Q: Are there technology challenges the lab industry needs to overcome to more effectively implement personalized medicine? Or is it more about money and public/government systems?
A: We need to think about fast-track for innovations. Fast-track from the discovery stage till clinical validation, manufacturing, and marketing. Scientists and innovators must stay in their own space—in laboratories. Other personnel should take the burden of intellectual property protection, registration, clinical trials organization, packaging of the final product and marketing. Under governmental responsibility also remains the organization of national priority programs, legal framework, and infrastructure.
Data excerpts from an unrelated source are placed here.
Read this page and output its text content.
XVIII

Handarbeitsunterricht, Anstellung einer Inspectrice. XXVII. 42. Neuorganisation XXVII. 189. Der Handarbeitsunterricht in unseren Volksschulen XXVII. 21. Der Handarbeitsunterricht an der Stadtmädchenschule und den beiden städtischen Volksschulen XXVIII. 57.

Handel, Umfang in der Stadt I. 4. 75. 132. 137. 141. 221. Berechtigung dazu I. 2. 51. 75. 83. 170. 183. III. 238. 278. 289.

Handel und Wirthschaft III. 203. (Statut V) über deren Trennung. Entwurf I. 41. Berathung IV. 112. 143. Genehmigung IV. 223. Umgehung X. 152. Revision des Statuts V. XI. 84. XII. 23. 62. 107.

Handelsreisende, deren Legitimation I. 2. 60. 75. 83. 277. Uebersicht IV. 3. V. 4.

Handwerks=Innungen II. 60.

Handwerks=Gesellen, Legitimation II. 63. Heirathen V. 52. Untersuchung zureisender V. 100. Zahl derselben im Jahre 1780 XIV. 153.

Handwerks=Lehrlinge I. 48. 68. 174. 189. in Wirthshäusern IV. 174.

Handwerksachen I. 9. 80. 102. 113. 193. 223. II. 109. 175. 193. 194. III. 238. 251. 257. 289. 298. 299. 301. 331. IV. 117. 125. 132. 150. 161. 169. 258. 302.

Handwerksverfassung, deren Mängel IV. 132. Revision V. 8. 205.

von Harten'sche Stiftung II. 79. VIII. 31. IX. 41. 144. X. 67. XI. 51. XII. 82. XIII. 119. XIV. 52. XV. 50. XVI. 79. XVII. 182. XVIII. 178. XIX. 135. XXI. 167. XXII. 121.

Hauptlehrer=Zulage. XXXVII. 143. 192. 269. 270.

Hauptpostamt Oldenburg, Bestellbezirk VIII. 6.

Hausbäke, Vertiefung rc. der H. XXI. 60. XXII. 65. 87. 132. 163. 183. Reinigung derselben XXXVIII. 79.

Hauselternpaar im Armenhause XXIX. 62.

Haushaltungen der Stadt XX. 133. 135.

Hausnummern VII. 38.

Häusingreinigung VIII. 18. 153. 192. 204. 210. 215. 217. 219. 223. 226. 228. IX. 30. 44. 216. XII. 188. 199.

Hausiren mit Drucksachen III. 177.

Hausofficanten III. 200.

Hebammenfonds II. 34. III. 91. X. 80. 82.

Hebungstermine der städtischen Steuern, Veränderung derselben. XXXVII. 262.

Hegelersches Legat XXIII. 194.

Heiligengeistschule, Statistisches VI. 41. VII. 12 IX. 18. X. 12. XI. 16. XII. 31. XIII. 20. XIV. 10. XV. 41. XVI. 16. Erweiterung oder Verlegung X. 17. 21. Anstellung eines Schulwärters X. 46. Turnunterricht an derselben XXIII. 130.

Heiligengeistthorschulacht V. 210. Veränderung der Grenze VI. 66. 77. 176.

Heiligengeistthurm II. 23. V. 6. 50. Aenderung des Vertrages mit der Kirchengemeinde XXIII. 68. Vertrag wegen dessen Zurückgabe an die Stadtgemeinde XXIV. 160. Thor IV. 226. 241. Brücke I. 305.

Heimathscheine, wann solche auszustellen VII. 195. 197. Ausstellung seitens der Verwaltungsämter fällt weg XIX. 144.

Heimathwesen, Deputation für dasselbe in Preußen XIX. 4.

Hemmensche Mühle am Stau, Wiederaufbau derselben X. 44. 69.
Q: What are some positive advancements you have seen in personalized medicine innovation recently?
A: Science is making rapid progress. Gene editing, cancer vaccines, molecular glues, liquid biopsy, digital twins—all these innovations sound like science fiction, but in fact they are already tools on their way to the clinic. And the first results of clinical trials are really promising.
Let’s take cancer vaccines as an example. After sequencing tumour DNA, most important mutations are used to train the immune system to find cancer cells all over the body and can be used to treat even metastatic cancer. Phase three clinical trials are successfully ongoing for melanoma therapy, as well as earlier phase trials in other localizations of cancer.
The newest trend in cancer therapy innovations are protein glues. These small proteins can be trained to find oncoproteins and to direct them to the cellular protein destruction system – the proteasome. Thanks to this innovation, a cancer cell can be cleansed of bad proteins and to heal itself. The FDA is already evaluating the effectiveness of the first such drug—proteolysis-activating chimera or PROTAC—innovative therapy for breast cancer.
Digital twins are virtual 3D replicas of the human body or part of it that mirror physiological and biological processes. They enable real-time monitoring of internal processes, simulation of medical treatments, thus can replace clinical trials or even laboratory experiments in the future.
The potential of science is immense, we just need to use it properly and help scientists smoothly transfer the most promising innovations into practice.
Q: In the short-term, who/what would benefit most from the large-scale implementation of personalized medicine? What about in the long-term?
A: It is true that personalized medicine requires significant investments, but the return is incomparably higher. For society, these investments return in the form of the opportunity to live a longer and healthier life, predict and prevent disease risks, treat most fatal diseases, and improve quality of life. An additional return is valuable resources for future innovations. Personalized medicine accumulates abundant clinical, behavioural, biological, and genetic data. In addition, biobanks can provide biosamples with a detailed biological and clinical description, while AI tools can assimilate clinical records and radiological images of each person. These resources for personalized medicine have huge potential to revolutionize life and health sciences and yield powerful returns for society in the long-term. This includes individual disease risk assessment, personalized prevention programs and control of rare and currently untreatable diseases for a healthier lifestyle and longevity.